The company must reinvent itself quickly in order to survive. But how?
Since its founding in 1979, in the town of Bristol, Connecticut, the world’s first broadcaster dedicated solely to sports has become a colossus, comprising multiple networks, platforms and a hundred million subscribers.
But the company — a subsidiary of Disney since 1996 — has faced headwinds since 2011.
ESPN announced a wave of layoffs on Wednesday, cutting some 100 positions, according to US media reports, including some on-camera personalities. The layoffs follow earlier cuts of 300 jobs in 2015 and 400 in 2013.
ESPN’s troubles are led by the continuing slump in subscriber numbers, down nine million since 2011 even though the company still claims 90 million subscribers.
With each subscriber worth an average $9.17 per month, according to figures from analysts SNL Kagan, that equals a combined shortfall of nearly $1 billion.
Many Americans subscribed to cable television out of habit for decades, paying for bundles of hundreds of channels even though most only watched a few. Today’s TV viewers have options.
“Because of the maturation of streaming and the emergence of other sports channels, (ESPN is) in a much tougher situation,” said Andrew Zimbalist, professor of economics at Smith College in Massachusetts.
He predicts ESPN will lose two or three million more subscribers each year for the next five years before the slide slows.
Fees for broadcasting rights have exploded at the same time, increasing by 54 percent in North America between 2010 and 2014, according to an October 2015 study published by PricewaterhouseCoopers. It expected those fees to more than double between 2010 and 2017.
ESPN signed a 10-year contract for the rights to the National Football League’s Monday night games and several other events in 2011 for a whopping $15.2 billion.
And a new contract with the NBA professional basketball league took effect this season, valued at $12.6 billion over nine years.
But “changing consumption habits” means trimming costs won’t be enough to get the company through its rough patch, ESPN President John Skipper acknowledged.
He has negotiated agreements with most of the online streaming services to have launched in the United States, including Sling, Hulu, YouTube TV and Playstation Vue.

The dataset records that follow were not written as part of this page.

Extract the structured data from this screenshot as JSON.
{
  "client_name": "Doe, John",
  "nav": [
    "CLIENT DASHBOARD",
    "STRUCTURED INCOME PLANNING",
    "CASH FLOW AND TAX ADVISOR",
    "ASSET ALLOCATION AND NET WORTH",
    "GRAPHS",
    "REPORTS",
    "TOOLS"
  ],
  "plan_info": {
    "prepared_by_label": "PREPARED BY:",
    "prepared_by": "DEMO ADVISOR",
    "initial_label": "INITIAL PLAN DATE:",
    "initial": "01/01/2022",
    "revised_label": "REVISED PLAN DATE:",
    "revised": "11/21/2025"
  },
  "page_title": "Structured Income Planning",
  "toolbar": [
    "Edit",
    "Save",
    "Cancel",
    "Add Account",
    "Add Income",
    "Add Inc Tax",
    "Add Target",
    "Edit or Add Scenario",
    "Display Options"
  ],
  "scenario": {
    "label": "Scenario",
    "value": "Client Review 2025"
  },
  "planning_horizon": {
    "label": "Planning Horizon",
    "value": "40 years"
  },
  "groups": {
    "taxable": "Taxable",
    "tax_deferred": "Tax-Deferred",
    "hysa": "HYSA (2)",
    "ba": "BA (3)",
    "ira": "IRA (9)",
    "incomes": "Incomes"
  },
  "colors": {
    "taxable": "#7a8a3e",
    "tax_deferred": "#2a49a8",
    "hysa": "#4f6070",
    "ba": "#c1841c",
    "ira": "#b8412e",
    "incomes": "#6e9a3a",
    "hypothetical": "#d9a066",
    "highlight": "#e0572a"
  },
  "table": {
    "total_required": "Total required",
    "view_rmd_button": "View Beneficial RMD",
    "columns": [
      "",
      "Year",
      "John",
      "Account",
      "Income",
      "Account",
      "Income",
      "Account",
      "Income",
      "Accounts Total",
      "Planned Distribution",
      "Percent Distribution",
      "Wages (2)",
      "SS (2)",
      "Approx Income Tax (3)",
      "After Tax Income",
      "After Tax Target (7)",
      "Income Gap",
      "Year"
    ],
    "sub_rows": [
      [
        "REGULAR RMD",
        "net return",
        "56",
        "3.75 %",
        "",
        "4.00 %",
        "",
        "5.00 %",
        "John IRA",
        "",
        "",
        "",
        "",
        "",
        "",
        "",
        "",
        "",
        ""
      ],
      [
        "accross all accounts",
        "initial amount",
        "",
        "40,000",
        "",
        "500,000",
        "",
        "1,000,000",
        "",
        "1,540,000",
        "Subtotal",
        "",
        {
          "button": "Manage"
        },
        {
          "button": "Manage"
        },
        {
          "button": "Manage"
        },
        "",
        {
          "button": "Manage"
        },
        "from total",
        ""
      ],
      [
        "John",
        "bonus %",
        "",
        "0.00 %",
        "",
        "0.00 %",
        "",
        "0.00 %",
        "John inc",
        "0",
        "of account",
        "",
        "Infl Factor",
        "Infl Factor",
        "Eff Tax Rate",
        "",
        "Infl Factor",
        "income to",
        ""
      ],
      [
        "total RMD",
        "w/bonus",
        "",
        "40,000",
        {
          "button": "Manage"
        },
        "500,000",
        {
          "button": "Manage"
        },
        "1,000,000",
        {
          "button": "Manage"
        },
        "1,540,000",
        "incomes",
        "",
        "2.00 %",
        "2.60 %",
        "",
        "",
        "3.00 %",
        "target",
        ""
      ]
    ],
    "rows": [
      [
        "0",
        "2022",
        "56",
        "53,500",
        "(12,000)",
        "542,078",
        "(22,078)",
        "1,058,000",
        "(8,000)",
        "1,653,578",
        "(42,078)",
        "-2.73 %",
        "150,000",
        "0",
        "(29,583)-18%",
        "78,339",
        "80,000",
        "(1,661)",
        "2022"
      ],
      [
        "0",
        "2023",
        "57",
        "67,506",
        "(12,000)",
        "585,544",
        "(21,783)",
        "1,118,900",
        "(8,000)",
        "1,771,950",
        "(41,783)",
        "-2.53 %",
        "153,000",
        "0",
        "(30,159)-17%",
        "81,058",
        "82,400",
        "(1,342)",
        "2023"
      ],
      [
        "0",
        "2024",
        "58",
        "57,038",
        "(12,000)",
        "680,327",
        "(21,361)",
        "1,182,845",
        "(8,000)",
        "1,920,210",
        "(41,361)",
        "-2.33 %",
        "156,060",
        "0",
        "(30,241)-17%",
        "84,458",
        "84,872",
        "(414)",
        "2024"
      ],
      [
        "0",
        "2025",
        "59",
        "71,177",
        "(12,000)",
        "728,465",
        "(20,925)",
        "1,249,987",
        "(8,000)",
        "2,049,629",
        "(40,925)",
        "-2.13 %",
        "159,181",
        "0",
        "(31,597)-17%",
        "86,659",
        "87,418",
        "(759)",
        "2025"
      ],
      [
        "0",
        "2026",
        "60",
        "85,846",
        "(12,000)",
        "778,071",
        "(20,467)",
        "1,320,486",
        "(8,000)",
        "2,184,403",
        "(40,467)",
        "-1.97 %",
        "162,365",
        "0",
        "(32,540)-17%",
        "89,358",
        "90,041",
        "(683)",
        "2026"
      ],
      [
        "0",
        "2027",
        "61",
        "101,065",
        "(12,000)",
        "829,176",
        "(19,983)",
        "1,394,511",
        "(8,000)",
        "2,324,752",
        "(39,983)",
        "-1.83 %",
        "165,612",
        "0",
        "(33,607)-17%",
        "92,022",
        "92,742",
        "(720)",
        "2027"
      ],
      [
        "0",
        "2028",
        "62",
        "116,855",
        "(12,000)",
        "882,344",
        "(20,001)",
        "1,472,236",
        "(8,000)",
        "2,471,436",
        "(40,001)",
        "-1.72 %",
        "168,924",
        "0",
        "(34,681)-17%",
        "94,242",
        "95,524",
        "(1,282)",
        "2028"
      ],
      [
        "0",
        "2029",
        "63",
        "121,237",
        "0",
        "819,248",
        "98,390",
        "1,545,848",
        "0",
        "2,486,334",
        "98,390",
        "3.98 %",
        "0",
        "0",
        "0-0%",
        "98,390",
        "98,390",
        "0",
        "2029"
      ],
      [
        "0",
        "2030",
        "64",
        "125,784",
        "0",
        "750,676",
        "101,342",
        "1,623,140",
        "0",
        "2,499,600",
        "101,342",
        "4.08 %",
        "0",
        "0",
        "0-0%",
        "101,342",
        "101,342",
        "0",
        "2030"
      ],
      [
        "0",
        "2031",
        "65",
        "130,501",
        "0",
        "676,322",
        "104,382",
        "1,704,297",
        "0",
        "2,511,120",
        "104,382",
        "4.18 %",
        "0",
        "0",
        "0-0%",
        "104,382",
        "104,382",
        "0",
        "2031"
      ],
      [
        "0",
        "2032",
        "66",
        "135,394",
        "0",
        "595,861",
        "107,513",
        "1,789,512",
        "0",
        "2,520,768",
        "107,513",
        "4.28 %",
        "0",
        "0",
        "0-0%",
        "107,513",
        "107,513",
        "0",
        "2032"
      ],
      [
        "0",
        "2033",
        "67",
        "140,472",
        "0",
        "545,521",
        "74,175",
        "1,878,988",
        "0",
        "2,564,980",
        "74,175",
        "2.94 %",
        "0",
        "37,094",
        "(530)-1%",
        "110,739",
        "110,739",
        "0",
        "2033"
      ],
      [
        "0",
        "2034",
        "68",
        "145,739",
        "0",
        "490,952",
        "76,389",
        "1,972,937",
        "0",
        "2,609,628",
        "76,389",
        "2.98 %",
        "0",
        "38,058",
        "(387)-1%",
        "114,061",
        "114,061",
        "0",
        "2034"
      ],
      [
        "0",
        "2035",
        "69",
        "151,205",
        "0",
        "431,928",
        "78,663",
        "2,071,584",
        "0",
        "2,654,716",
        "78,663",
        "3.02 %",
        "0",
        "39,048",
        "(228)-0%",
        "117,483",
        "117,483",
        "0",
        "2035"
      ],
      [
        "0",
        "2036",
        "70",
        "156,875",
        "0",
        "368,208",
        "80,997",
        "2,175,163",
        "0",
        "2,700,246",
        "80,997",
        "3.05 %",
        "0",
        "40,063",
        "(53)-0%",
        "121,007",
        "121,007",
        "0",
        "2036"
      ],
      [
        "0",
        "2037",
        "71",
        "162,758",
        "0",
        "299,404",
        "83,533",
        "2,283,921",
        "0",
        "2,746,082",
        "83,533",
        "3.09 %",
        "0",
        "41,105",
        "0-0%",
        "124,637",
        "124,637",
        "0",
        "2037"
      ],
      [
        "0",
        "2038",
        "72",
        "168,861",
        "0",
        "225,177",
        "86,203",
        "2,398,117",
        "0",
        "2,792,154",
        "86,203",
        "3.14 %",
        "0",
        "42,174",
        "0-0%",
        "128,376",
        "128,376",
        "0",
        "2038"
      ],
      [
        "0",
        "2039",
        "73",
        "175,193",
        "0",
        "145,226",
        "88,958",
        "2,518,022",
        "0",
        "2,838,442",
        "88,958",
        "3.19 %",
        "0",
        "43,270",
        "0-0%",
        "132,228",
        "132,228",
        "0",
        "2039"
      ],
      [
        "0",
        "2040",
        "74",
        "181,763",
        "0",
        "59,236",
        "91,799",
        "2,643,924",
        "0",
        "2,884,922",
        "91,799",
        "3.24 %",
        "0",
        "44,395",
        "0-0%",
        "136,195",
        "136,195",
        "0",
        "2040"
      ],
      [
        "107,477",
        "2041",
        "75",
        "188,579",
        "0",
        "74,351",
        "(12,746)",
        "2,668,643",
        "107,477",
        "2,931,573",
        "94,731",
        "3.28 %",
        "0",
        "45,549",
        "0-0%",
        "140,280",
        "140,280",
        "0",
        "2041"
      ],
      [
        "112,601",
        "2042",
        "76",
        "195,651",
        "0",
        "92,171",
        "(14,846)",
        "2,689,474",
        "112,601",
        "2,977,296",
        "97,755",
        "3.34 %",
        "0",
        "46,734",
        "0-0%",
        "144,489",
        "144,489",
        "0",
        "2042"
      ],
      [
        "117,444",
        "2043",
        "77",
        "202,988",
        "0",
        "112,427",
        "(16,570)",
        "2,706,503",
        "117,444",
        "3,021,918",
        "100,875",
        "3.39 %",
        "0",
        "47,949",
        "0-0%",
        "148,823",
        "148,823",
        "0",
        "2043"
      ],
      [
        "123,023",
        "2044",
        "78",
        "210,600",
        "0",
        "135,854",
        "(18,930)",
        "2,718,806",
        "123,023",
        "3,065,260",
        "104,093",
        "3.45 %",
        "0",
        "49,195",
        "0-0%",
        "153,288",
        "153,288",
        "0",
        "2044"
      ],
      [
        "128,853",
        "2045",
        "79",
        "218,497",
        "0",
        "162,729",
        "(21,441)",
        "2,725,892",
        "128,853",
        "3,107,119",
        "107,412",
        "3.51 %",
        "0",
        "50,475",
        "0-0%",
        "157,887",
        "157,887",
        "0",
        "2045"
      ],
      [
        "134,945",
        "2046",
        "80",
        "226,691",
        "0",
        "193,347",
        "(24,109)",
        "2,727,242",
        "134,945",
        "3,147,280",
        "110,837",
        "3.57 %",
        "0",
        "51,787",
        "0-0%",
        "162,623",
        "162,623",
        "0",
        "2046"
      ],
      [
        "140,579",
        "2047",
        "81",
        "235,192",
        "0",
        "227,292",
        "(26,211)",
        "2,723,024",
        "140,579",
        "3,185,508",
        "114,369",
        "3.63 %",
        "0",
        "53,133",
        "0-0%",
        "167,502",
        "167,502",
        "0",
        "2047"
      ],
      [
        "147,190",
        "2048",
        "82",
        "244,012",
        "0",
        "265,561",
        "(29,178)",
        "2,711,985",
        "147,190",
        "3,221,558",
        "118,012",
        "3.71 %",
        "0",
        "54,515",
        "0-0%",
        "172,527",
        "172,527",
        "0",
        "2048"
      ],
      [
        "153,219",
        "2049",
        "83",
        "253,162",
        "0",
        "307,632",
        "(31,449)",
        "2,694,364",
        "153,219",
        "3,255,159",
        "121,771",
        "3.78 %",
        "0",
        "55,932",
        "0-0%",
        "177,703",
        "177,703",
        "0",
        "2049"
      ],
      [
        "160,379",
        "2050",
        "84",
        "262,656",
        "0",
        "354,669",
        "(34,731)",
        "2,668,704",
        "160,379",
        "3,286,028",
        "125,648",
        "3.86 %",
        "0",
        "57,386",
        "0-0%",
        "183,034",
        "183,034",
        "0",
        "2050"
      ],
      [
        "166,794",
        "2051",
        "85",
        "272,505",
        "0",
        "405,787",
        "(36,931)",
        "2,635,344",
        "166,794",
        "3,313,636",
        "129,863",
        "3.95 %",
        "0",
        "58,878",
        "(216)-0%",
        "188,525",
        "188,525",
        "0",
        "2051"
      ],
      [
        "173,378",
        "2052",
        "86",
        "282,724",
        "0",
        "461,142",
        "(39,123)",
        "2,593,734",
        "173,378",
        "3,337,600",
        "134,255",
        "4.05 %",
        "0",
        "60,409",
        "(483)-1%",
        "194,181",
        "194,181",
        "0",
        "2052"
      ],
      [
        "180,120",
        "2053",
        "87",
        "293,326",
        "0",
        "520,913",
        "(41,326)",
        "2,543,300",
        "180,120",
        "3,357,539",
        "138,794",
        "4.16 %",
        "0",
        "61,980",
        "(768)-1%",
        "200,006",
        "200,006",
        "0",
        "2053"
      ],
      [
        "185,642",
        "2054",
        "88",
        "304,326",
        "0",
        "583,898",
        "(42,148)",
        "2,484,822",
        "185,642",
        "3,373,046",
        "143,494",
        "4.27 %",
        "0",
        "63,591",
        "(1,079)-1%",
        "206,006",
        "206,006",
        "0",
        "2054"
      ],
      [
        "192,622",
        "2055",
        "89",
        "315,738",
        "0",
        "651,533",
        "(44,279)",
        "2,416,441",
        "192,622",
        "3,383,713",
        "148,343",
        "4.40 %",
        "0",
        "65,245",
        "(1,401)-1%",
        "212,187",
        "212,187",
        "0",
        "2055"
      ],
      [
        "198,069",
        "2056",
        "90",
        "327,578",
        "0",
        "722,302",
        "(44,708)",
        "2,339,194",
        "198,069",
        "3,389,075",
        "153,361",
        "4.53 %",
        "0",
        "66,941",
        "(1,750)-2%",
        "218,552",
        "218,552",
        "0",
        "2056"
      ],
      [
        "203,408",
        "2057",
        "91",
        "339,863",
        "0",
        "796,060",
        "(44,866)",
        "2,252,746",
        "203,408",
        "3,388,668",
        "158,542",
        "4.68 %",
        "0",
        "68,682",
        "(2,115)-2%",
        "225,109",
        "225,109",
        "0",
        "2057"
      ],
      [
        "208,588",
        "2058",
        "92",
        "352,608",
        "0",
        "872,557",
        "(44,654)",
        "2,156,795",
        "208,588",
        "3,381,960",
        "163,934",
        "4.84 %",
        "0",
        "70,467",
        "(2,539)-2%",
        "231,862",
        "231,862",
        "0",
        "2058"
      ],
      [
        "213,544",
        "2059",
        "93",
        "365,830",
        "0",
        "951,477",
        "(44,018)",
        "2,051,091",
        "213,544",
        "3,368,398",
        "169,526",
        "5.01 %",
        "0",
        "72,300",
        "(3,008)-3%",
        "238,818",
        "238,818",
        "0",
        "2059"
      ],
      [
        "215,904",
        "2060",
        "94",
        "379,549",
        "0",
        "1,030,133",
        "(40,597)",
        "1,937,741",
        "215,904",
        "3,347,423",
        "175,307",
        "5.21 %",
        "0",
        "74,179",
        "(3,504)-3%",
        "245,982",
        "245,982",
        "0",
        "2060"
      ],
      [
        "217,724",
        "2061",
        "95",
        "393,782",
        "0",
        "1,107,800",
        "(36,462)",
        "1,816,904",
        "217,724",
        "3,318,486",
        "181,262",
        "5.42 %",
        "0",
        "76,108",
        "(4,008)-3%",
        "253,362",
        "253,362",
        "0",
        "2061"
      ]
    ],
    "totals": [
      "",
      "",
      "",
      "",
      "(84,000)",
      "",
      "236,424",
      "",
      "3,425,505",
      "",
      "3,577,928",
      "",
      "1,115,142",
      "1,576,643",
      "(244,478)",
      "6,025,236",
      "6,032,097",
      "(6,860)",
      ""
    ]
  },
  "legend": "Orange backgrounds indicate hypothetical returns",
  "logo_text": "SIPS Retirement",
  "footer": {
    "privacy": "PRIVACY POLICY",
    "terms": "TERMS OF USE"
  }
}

Those services offer selections of fewer channels, known as “skinny bundles,” for significantly lower prices than traditional cable-TV packages.
ESPN’s parent company Disney in August also took a 33 percent stake in BAMTech, a subsidiary of Major League Baseball that has become a big player in online video streaming.
And ESPN is set to launch a fully online offering later this year, based on BAMTech technology, according to Disney CEO Bob Iger.
But even with all those initiatives, “the best ESPN and Disney can hope for at this point is slowing the decline,” said Jan Dawson, chief analyst at Jackdaw Research, pointing out that the average income per subscriber will probably decrease as well.
Broadcasting rights meanwhile remain extremely expensive and margins will continue to shrink, which is why ESPN must control its headcount, one of the cost factors it can still control.
“They’ll have to lay off more people, I’m sure, in the coming months,” Zimbalist said.
With the outlook bleak for the foreseeable future, some analysts and observers, including media mogul John Malone of the Liberty Media group, have called for Disney to sell ESPN.
That prompts the question of who would buy it — which has no obvious answer.
“There are fundamental issues here,” Dawson said, “that any new owner would need to deal with, too.”